PALMDALE — For the past 20 years, change has been sweeping through the Antelope Valley like a high desert wind.
The population has grown fivefold, including an influx of blacks and Latinos. Fast roads now link the cities of Palmdale and Lancaster to L.A.'s urban core 70 miles away. Retail growth is mushrooming, with Joshua trees vanishing into Costcos and Carl's Jrs.
But one aspect of life in the Antelope Valley hasn't changed--the political scene. The area remains the most staunchly conservative region in Los Angeles County, political observers say.
Witness Kevin W. Carney, the sheriff's sergeant elected Nov. 2 to the Palmdale City Council--four days after he was arrested on suspicion of molesting a 14-year-old girl.
Carney, an outspoken conservative, used his anti-diversity, pro-school prayer views to tap into a well-organized network of church groups, right-wing activists and Republican businessmen. That support helped him build a bank of absentee votes before his arrest that proved decisive.
Carney was popular even before the council election. He served on the local high school board, and as a sheriff's sergeant he embodied the spirit of law and order that attracted many residents to the High Desert.
But many Antelope Valley politicians, both friends and foes of Carney's, said the conservative groups that endorsed him and helped pay for his campaign wield enormous clout in the region.
"How else would an accused child molester get elected?" asked Palmdale Mayor Jim Ledford, a self-described moderate Republican. "The far right controls everything here. They've made nonpartisan elections partisan. They are better financed and better organized than anybody else. That's how it's always been."
Ledford is part of the tight circle of white, middle-aged Republican men who run the Antelope Valley. Others in the power grid are Assemblyman George Runner (R-Lancaster), who founded a church school, and William "Pete" Knight (R-Palmdale), a right-wing state senator who is leading the charge against same-sex marriage.
"In politics, there's a big clique up here and it needs to get weeded out," said Palmdale resident Bob Rogers.
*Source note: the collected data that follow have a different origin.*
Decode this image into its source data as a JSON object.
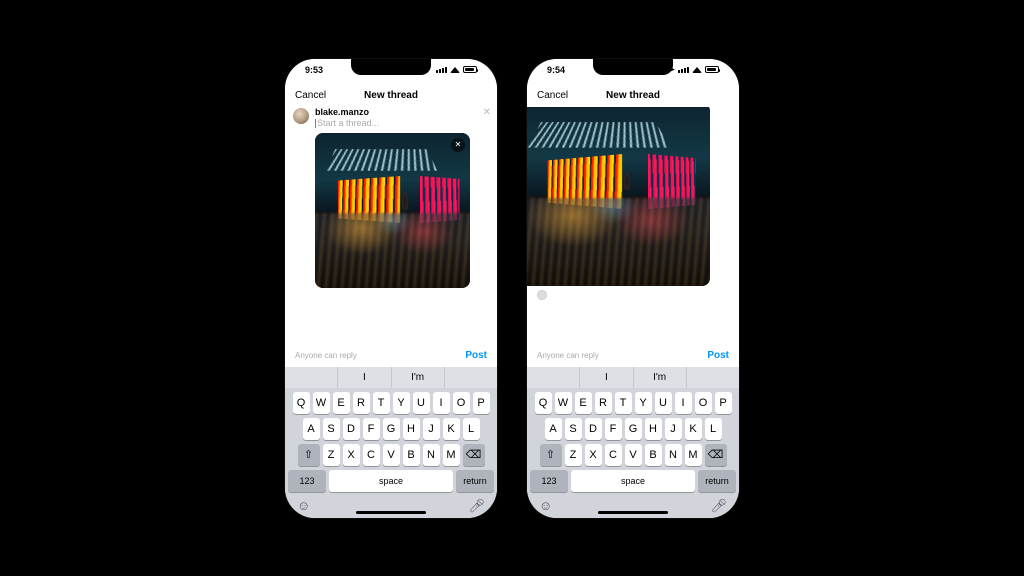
{
  "left": {
    "status": {
      "time": "9:53",
      "location_icon_visible": false
    },
    "nav": {
      "cancel": "Cancel",
      "title": "New thread"
    },
    "composer": {
      "username": "blake.manzo",
      "placeholder": "Start a thread...",
      "show_header": true,
      "show_image_close": true,
      "show_small_avatar": false
    },
    "footer": {
      "reply": "Anyone can reply",
      "post": "Post"
    }
  },
  "right": {
    "status": {
      "time": "9:54",
      "location_icon_visible": true
    },
    "nav": {
      "cancel": "Cancel",
      "title": "New thread"
    },
    "composer": {
      "username": "",
      "placeholder": "",
      "show_header": false,
      "show_image_close": false,
      "show_small_avatar": true
    },
    "footer": {
      "reply": "Anyone can reply",
      "post": "Post"
    }
  },
  "keyboard": {
    "suggestions": [
      "",
      "I",
      "I'm",
      ""
    ],
    "row1": [
      "Q",
      "W",
      "E",
      "R",
      "T",
      "Y",
      "U",
      "I",
      "O",
      "P"
    ],
    "row2": [
      "A",
      "S",
      "D",
      "F",
      "G",
      "H",
      "J",
      "K",
      "L"
    ],
    "row3": [
      "Z",
      "X",
      "C",
      "V",
      "B",
      "N",
      "M"
    ],
    "numbers_label": "123",
    "space_label": "space",
    "return_label": "return"
  }
}
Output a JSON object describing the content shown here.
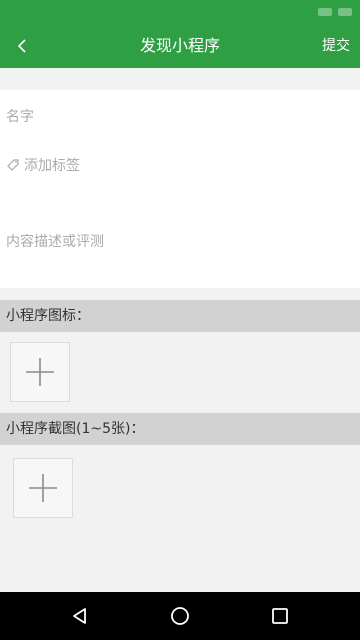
{
  "header": {
    "title": "发现小程序",
    "submit_label": "提交",
    "back_icon": "chevron-left-icon",
    "background_color": "#2ea043"
  },
  "form": {
    "name_placeholder": "名字",
    "tags_placeholder": "添加标签",
    "description_placeholder": "内容描述或评测"
  },
  "sections": {
    "icon_label": "小程序图标：",
    "screenshots_label": "小程序截图(1~5张)："
  },
  "add_icon": "plus-icon",
  "system_nav": {
    "back_icon": "triangle-back-icon",
    "home_icon": "circle-home-icon",
    "recent_icon": "square-recents-icon"
  }
}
That's why Rogers said he voted for a 20-year-old college kid, Carlos Chavez, who ran for mayor but lost: "What the heck, how can he do any wrong? He may have brought some new blood in."
Old Guard a Potent Force
The Antelope Valley Republican Assembly is one of the most powerful political organizations of the old guard, according to Republicans and Democrats. A conservative group formed in 1977, it backs candidates who are traditionally anti-tax, anti-gun control and anti-abortion. Its president, Wayne Woodhall, is a retired aerospace engineer who is now an emu rancher.
Woodhall spent a recent morning on his emu ranch south of Palmdale trying to reconnect with his flock of 150 flightless birds he had neglected during the recent election cycle.
"Remember our rule, Red," Woodhall told a recalcitrant emu who pecked his hand when approached. "You have to be a friend to have a friend."
Woodhall sees himself as typical of many Antelope Valley residents: He came to get away from the values of "down there" as he calls L.A. He believes creationism should be taught in school and calls the laws of physics "God's laws."
Those views were echoed in 1995 with the "Contract with Antelope Valley Families," backed by seven candidates, including Carney, who was then running for a seat on the board of the Antelope Valley Union High School District. Similar to the Republican Party's "Contract With America," the tenets opposed teaching about sexual orientation and multiculturalism, and supported campuswide moments of silence.
Carney won his race that year, continuing the conservative majority that ran the board for years.
Back then, Carney was supported by the Antelope Valley Republican Assembly. He's a member of the group and won its endorsement for the City Council race this year.
Twelve of the 18 local candidates in this election cycle who were supported by the conservative assembly won their seats. Among the city councils and elementary school boards in Lancaster and Palmdale, the Antelope Valley Community College Board and the Antelope Valley Union High School District, all but two are controlled by a majority of either Republican assembly members or candidates endorsed by the assembly.
"If you're not endorsed by AVRA, the chances of you winning an election are slim," said Sandy Corrales, a registered Democrat who lost to Carney by 97 votes. Absentee votes were her downfall; Corrales' 169 mail-ins fell far short of Carney's 410, the most absentee ballots of any candidate.
Backed Nixon as a Teenager
Carney, who is 48, married and the father of three adult children, walked precincts for candidate Richard Nixon as a teen.